Мы, дети, большого значения этому не придавали. Я повернул Лилли на бок, чтобы спокойно вытянуться на спине, а мои уши не закрывала бы подушка, так что я мог слышать, как Айова Боб успокаивает наверху Фрэнка.

— Спокойней, парень, — говорил Боб, — обопрись на меня. Весь секрет — в дыхании. — Фрэнк пробурчал что-то в ответ, и тренер Боб сказал: — Но нельзя же схватить девчонку за титьку и думать, что не получишь в ответ по яйцам, правда?

Но Фрэнк продолжал бормотать о том, как ужасно к нему относится Фрэнни, как она никогда не оставляет его в покое, как она настраивает против него других детей, как он старается обойти ее, а она все время оказывается у него на дороге.

— Что бы плохое со мной ни случилось, всегда она замешана! — плакал он. — Ты не знаешь! — хныкал он. — Ты не знаешь, как она меня все время дразнит.

Думаю, я-то знал, и Фрэнк был прав; его недолюбливали, в этом-то и заключалась главная проблема. Фрэнни и впрямь обращалась с ним ужасно, хотя сама по себе ужасной вовсе не была; а Фрэнк ни с кем из нас не обращался по-настоящему ужасно, разве что сам по себе был в чем-то ужасен. Я услышал, как в холле засопел Эгг, и задумался о том, как будет выкручиваться тренер Боб, если Эгг сейчас проснется и начнет плакать и требовать мать. А Боб был по горло занят в ванной Фрэнком.

— Ну, давай, — говорил Боб. — Дай мне посмотреть, как ты это сделаешь.

Фрэнк всхлипывал.

— Ну вот! — воскликнул Айова Боб. — Видишь? Никакой крови, только моча. Все хорошо, парень.

— Ты не знаешь, — продолжал ныть Фрэнк. — Ты не знаешь.

Я пошел посмотреть, чего там хочет Эгг; ему было три года, и я подумал, что он потребует чего-нибудь невозможного, но когда я зашел в его комнату, то, к моему удивлению, обнаружил его в веселом расположении духа. Он явно удивился, увидев меня, и когда я положил обратно в его кроватку мягкие игрушки, разбросанные по всей комнате, он начал каждой из них представлять меня: потрепанной белке, на которую его не единожды тошнило, потертому одноухому слону, оранжевому гиппопотаму. Когда я собрался уходить, он очень расстроился, поэтому я взял его к себе в комнату и положил на кровать рядом с Лилли. Затем я отнес Лилли обратно к себе, хотя для меня нести ее было далековато, и по дороге она проснулась и стала капризничать, пока я не положил ее в ее собственную постель.

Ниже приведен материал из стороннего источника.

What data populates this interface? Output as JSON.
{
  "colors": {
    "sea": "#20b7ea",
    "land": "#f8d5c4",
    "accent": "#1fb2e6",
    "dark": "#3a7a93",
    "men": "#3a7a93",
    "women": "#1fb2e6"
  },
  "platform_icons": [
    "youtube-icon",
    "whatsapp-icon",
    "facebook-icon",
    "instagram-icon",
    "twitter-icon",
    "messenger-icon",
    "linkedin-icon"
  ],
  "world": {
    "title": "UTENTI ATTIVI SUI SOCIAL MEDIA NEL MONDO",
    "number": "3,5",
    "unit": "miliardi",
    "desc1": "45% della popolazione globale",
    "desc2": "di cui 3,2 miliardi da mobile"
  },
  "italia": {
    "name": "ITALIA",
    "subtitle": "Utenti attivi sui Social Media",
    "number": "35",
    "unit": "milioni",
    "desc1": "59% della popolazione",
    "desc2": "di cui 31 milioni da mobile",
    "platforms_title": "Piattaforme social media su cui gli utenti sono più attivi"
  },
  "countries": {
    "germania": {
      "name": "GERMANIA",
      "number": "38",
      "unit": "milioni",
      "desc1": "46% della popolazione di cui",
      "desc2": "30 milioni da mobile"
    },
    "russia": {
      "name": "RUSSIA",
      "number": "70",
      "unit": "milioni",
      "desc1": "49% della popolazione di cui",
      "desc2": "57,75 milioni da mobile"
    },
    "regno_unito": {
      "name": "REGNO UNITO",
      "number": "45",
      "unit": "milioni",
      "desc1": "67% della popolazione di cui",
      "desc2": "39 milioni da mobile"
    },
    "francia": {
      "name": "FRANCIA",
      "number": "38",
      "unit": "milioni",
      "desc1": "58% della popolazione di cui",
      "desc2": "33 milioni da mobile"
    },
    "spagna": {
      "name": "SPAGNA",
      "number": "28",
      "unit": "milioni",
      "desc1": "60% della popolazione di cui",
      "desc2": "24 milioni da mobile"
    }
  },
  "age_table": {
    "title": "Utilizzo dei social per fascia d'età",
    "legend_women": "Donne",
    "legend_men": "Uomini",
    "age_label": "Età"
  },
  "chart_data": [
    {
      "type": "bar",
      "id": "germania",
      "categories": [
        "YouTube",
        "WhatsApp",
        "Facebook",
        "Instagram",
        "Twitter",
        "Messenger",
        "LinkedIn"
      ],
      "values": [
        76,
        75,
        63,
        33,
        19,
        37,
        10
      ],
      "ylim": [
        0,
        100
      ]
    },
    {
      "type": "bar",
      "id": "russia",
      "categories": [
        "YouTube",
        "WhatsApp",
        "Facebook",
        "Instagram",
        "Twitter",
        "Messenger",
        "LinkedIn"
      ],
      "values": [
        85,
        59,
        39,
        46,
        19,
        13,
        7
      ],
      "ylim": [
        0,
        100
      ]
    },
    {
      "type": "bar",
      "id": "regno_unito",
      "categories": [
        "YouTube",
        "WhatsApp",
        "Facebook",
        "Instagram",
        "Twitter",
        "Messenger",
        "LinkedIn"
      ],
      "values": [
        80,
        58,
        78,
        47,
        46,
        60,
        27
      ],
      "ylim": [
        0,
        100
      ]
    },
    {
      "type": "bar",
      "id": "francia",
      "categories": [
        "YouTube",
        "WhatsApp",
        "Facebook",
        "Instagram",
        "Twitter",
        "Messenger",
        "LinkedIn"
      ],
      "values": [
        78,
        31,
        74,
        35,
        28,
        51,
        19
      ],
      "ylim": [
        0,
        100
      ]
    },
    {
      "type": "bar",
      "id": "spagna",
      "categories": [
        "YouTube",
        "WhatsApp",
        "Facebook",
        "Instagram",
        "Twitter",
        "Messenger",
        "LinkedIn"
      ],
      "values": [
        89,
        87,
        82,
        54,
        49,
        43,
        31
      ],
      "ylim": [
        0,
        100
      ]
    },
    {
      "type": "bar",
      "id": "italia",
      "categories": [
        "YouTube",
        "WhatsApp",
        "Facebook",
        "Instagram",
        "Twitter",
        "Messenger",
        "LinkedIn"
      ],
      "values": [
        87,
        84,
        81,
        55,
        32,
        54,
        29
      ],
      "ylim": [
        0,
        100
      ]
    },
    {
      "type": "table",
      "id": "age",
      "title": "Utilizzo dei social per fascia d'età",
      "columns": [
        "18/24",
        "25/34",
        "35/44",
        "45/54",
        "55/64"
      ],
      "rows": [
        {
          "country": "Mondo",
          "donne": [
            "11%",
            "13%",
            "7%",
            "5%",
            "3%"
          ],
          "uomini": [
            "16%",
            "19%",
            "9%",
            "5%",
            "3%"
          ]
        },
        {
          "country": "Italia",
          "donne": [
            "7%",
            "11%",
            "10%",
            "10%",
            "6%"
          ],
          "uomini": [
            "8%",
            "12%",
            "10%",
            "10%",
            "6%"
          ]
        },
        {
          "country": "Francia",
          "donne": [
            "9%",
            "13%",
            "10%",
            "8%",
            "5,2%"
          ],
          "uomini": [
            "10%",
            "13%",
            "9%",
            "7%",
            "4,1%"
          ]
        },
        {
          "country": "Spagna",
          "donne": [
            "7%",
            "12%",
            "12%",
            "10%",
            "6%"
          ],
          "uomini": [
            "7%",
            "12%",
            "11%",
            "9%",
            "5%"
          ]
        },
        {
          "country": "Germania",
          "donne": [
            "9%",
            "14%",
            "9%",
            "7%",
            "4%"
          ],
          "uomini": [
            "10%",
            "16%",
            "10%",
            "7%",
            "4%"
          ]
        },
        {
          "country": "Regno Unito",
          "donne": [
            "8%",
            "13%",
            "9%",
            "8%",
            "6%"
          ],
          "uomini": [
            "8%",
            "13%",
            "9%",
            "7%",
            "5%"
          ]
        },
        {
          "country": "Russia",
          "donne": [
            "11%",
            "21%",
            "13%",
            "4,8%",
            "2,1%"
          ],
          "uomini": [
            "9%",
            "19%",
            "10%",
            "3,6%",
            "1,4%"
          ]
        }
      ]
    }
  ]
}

— Никогда не даешь мне остаться у тебя в комнате, — сказала она и тут же снова заснула.

Я вернулся в свою комнату и лег на кровать вместе с Эггом — у того сна не было ни в одном глазу, и он лепетал всякую ерунду. Впрочем, он был доволен, а я расслышал, как внизу разговаривает тренер Боб; сначала я думал, что он разговаривает с Фрэнком, но потом понял, что это он беседует с нашим старым псом Грустецом. Фрэнк, должно быть, пошел спать или ушел, по крайней мере, дуться.